Gov’t House did not disclose the date when the letter was sent but in a news briefing in mid-March, the governor said he was seeking permanent solutions to the territory’s energy problem.

The rising price of oil has led to drastic increases in energy costs since the war began in Ukraine in February, leading to global surges in related goods and services. On Tuesday morning, the price of Brent Crude, which is the global benchmark, was $109.47.

“Those energy problems that affect us in our houses and those energy problems that affect us on the roads, our new aim is to install as much renewable energy as quickly as possible,” Governor Bryan said at the time.

When asked on Monday during the weekly news briefing to provide an update on the governor’s declaration in mid-March, the administration’s communications director, Richard Motta, said Mr. Bryan recently wrote to the U.S. president expressing his concern and asking for additional federal support.
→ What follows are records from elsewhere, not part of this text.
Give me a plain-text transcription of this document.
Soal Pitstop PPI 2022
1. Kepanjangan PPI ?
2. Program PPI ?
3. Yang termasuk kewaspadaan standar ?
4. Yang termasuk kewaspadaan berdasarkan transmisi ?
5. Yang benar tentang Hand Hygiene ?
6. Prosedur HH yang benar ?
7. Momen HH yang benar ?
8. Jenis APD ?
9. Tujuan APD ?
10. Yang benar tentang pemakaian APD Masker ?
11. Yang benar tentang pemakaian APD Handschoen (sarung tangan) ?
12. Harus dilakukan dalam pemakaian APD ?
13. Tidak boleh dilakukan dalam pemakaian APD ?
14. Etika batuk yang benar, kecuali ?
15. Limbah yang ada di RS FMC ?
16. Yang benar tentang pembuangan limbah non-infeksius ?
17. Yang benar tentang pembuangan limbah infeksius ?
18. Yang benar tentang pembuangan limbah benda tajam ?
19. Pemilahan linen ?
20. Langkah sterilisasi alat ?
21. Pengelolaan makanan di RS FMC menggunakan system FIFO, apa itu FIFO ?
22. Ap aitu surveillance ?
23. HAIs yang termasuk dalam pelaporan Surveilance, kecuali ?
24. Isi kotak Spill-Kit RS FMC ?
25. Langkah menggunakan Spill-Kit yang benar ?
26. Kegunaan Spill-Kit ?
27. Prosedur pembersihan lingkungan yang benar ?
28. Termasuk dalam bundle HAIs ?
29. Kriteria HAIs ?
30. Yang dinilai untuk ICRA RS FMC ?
“Or at least anything that the federal government could do to spearhead the territory’s already ongoing efforts to bring more renewable energy to our grid. And so in terms of a date certain I do not have that but in the interim that is the latest development that I have,” he said.

During the mid-March news conference, the governor said the most evident solution is to set a new energy goal for the territory and fast-track these renewal projects that are already in the works. He is hoping to have St. Croix become solar energy efficient within a 90-day period by using the services of a mainland company to set up the system which over time would be owned by the government.

Mr. Bryan said the V.I. government must lead the way and that the V.I. Energy Office was in the process of purchasing 23 electric vehicles and installing 110 charging stations throughout the territory.

Without disclosing where the charging stations will be positioned, Mr. Bryan said the USVI will continue to move forward toward renewable energy resources and at the same time protect the environment.

“Once we put in those energy stations for some time those will be free,” Mr. Bryan said. “This is our permanent move to get Virgin Islanders away from gas-guzzling vehicles and into energy-efficient vehicles that work on electric. Not only are we doing this but legislation on a national level has allowed us to get a rebate.”

The government already owns six energy-efficient vehicles and two charging stations in the territory.